When we say that humans dominate other species on earth, it looks like a one-sided story written by humans themselves. Because we don't have any understanding how animals or insects look at that dominance. Do we know for sure, that all the animals or insects feel dominated by humans in the same way? In many cases, most animals don't even have any idea or sense that humans are enslaving them. If an ant dies, does another ant perceives it as being killed by a human? It's can be a sort of natural disaster at their level. On a similar note, it's equally possible that animals or insects in their own world ( the limit to which they can sense and perceive things ) must be having a similar concept of dominating other species.
If we forget about philosophy for a second, humans clearly began to dominate their environment when they learned how to make tools and weapons and harnessed fire.

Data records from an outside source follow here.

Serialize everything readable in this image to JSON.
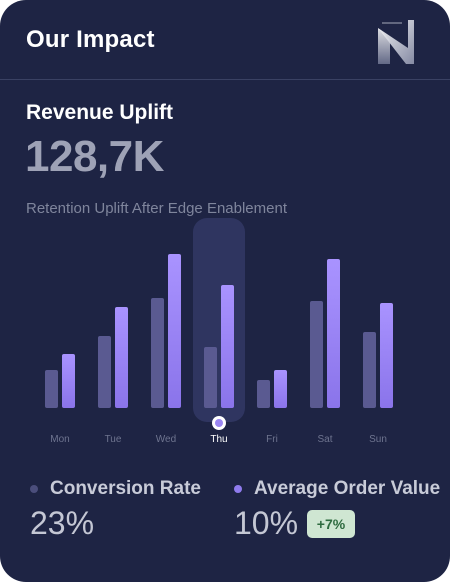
{
  "header": {
    "title": "Our Impact",
    "logo_icon": "brand-logo-icon"
  },
  "metric": {
    "title": "Revenue Uplift",
    "value": "128,7K"
  },
  "chart_data": {
    "type": "bar",
    "title": "Retention Uplift After Edge Enablement",
    "categories": [
      "Mon",
      "Tue",
      "Wed",
      "Thu",
      "Fri",
      "Sat",
      "Sun"
    ],
    "highlighted": "Thu",
    "series": [
      {
        "name": "Conversion Rate",
        "color": "#5a5a91",
        "values": [
          38,
          72,
          110,
          61,
          28,
          107,
          76
        ]
      },
      {
        "name": "Average Order Value",
        "color": "#9b86f2",
        "values": [
          54,
          101,
          154,
          123,
          38,
          149,
          105
        ]
      }
    ]
  },
  "stats": {
    "conversion": {
      "label": "Conversion Rate",
      "value": "23%",
      "dot_color": "#4b4e7c"
    },
    "aov": {
      "label": "Average Order Value",
      "value": "10%",
      "delta": "+7%",
      "dot_color": "#8f7bed"
    }
  }
}
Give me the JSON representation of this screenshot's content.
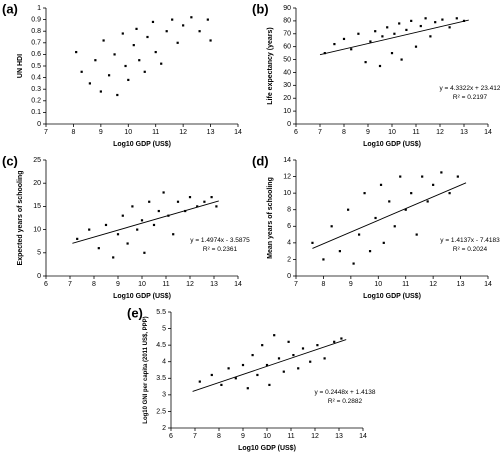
{
  "chart_data": [
    {
      "type": "scatter",
      "label": "(a)",
      "x_label": "Log10 GDP (US$)",
      "y_label": "UN HDI",
      "color": "#000000",
      "xlim": [
        7,
        14
      ],
      "xticks": [
        7,
        8,
        9,
        10,
        11,
        12,
        13,
        14
      ],
      "ylim": [
        0,
        1
      ],
      "yticks": [
        0,
        0.1,
        0.2,
        0.3,
        0.4,
        0.5,
        0.6,
        0.7,
        0.8,
        0.9,
        1
      ],
      "x": [
        8.1,
        8.3,
        8.6,
        8.8,
        9.0,
        9.1,
        9.3,
        9.5,
        9.6,
        9.8,
        9.9,
        10.0,
        10.2,
        10.3,
        10.4,
        10.6,
        10.7,
        10.9,
        11.0,
        11.2,
        11.4,
        11.6,
        11.8,
        12.0,
        12.3,
        12.6,
        12.9,
        13.0
      ],
      "values": [
        0.62,
        0.45,
        0.35,
        0.55,
        0.28,
        0.72,
        0.42,
        0.6,
        0.25,
        0.78,
        0.5,
        0.38,
        0.68,
        0.82,
        0.55,
        0.45,
        0.75,
        0.88,
        0.62,
        0.52,
        0.8,
        0.9,
        0.7,
        0.85,
        0.92,
        0.8,
        0.9,
        0.72
      ]
    },
    {
      "type": "scatter",
      "label": "(b)",
      "x_label": "Log10 GDP (US$)",
      "y_label": "Life expectancy (years)",
      "color": "#000000",
      "xlim": [
        6,
        14
      ],
      "xticks": [
        6,
        7,
        8,
        9,
        10,
        11,
        12,
        13,
        14
      ],
      "ylim": [
        0,
        90
      ],
      "yticks": [
        0,
        10,
        20,
        30,
        40,
        50,
        60,
        70,
        80,
        90
      ],
      "x": [
        7.2,
        7.6,
        8.0,
        8.3,
        8.6,
        8.9,
        9.1,
        9.3,
        9.5,
        9.6,
        9.8,
        10.0,
        10.1,
        10.3,
        10.4,
        10.6,
        10.8,
        11.0,
        11.2,
        11.4,
        11.6,
        11.8,
        12.1,
        12.4,
        12.7,
        13.0
      ],
      "values": [
        55,
        62,
        66,
        58,
        70,
        48,
        64,
        72,
        45,
        68,
        75,
        55,
        70,
        78,
        50,
        73,
        80,
        60,
        76,
        82,
        68,
        79,
        81,
        75,
        82,
        80
      ],
      "trendline": {
        "slope": 4.3322,
        "intercept": 23.412,
        "x_range": [
          7,
          13.2
        ]
      },
      "annotations": [
        "y = 4.3322x + 23.412",
        "R² = 0.2197"
      ]
    },
    {
      "type": "scatter",
      "label": "(c)",
      "x_label": "Log10 GDP (US$)",
      "y_label": "Expected years of schooling",
      "color": "#000000",
      "xlim": [
        6,
        14
      ],
      "xticks": [
        6,
        7,
        8,
        9,
        10,
        11,
        12,
        13,
        14
      ],
      "ylim": [
        0,
        25
      ],
      "yticks": [
        0,
        5,
        10,
        15,
        20,
        25
      ],
      "x": [
        7.3,
        7.8,
        8.2,
        8.5,
        8.8,
        9.0,
        9.2,
        9.4,
        9.6,
        9.8,
        10.0,
        10.1,
        10.3,
        10.5,
        10.7,
        10.9,
        11.1,
        11.3,
        11.5,
        11.8,
        12.0,
        12.3,
        12.6,
        12.9,
        13.1
      ],
      "values": [
        8,
        10,
        6,
        11,
        4,
        9,
        13,
        7,
        15,
        10,
        12,
        5,
        16,
        11,
        14,
        18,
        13,
        9,
        16,
        14,
        17,
        15,
        16,
        17,
        15
      ],
      "trendline": {
        "slope": 1.4974,
        "intercept": -3.5875,
        "x_range": [
          7.1,
          13.2
        ]
      },
      "annotations": [
        "y = 1.4974x - 3.5875",
        "R² = 0.2361"
      ]
    },
    {
      "type": "scatter",
      "label": "(d)",
      "x_label": "Log10 GDP (US$)",
      "y_label": "Mean years of schooling",
      "color": "#000000",
      "xlim": [
        7,
        14
      ],
      "xticks": [
        7,
        8,
        9,
        10,
        11,
        12,
        13,
        14
      ],
      "ylim": [
        0,
        14
      ],
      "yticks": [
        0,
        2,
        4,
        6,
        8,
        10,
        12,
        14
      ],
      "x": [
        7.6,
        8.0,
        8.3,
        8.6,
        8.9,
        9.1,
        9.3,
        9.5,
        9.7,
        9.9,
        10.1,
        10.2,
        10.4,
        10.6,
        10.8,
        11.0,
        11.2,
        11.4,
        11.6,
        11.8,
        12.0,
        12.3,
        12.6,
        12.9
      ],
      "values": [
        4,
        2,
        6,
        3,
        8,
        1.5,
        5,
        10,
        3,
        7,
        11,
        4,
        9,
        6,
        12,
        8,
        10,
        5,
        12,
        9,
        11,
        12.5,
        10,
        12
      ],
      "trendline": {
        "slope": 1.4137,
        "intercept": -7.4183,
        "x_range": [
          7.6,
          13.2
        ]
      },
      "annotations": [
        "y = 1.4137x - 7.4183",
        "R² = 0.2024"
      ]
    },
    {
      "type": "scatter",
      "label": "(e)",
      "x_label": "Log10 GDP (US$)",
      "y_label": "Log10 GNI per capita (2011 US$, PPP)",
      "color": "#000000",
      "xlim": [
        6,
        14
      ],
      "xticks": [
        6,
        7,
        8,
        9,
        10,
        11,
        12,
        13,
        14
      ],
      "ylim": [
        2,
        5.5
      ],
      "yticks": [
        2,
        2.5,
        3,
        3.5,
        4,
        4.5,
        5,
        5.5
      ],
      "x": [
        7.2,
        7.7,
        8.1,
        8.4,
        8.7,
        9.0,
        9.2,
        9.4,
        9.6,
        9.8,
        10.0,
        10.1,
        10.3,
        10.5,
        10.7,
        10.9,
        11.1,
        11.3,
        11.5,
        11.8,
        12.1,
        12.4,
        12.8,
        13.1
      ],
      "values": [
        3.4,
        3.6,
        3.3,
        3.8,
        3.5,
        3.9,
        3.2,
        4.2,
        3.6,
        4.5,
        3.9,
        3.3,
        4.8,
        4.1,
        3.7,
        4.6,
        4.2,
        3.8,
        4.4,
        4.0,
        4.5,
        4.1,
        4.6,
        4.7
      ],
      "trendline": {
        "slope": 0.2448,
        "intercept": 1.4138,
        "x_range": [
          6.9,
          13.3
        ]
      },
      "annotations": [
        "y = 0.2448x + 1.4138",
        "R² = 0.2882"
      ]
    }
  ]
}
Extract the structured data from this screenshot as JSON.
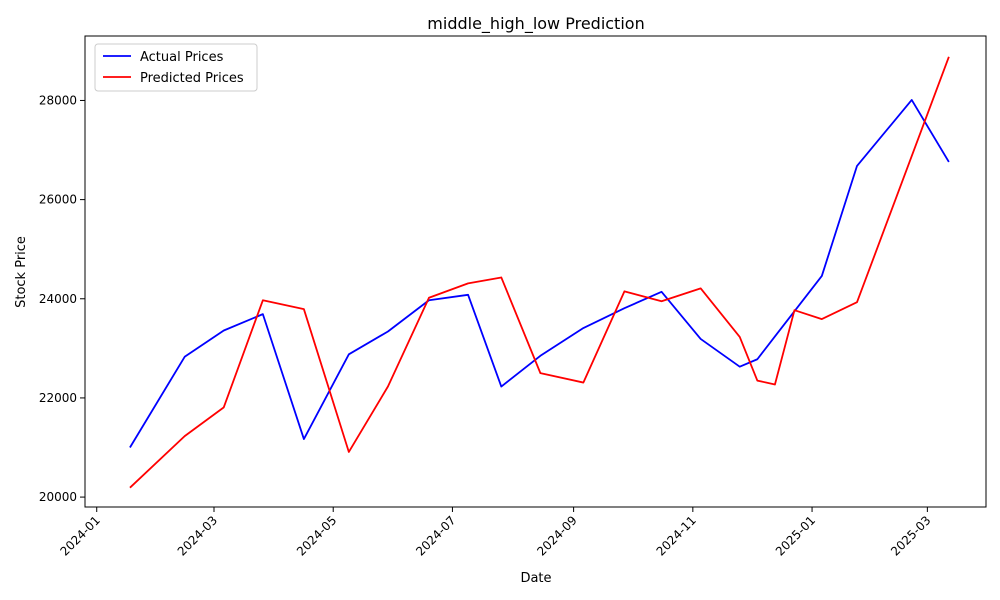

Insects are largely oblivious to humans, just as they're oblivious to other creatures that are 10,000 times their size. However, larger vertebrates learned to fear humans long ago.
In the philosophical realm, some religions (e.g. Christianity) teach that humans are superior to animals and should exploit them.
I'm not sure what you mean by animals sensing that they "dominate" other species. Predators are certainly aware of which prey species they're capable of catching and killing. Elephants at a waterhole are clearly aware that they can push smaller animals aside. Some insects "enslave" other insect species.
So your question, as it's written, doesn't make a lot of sense. That humans "dominate" animals is a simple fact. If you're asking about the acceptability of exploiting or harming animals, that's another matter. Different philosophers and philosophies have different views.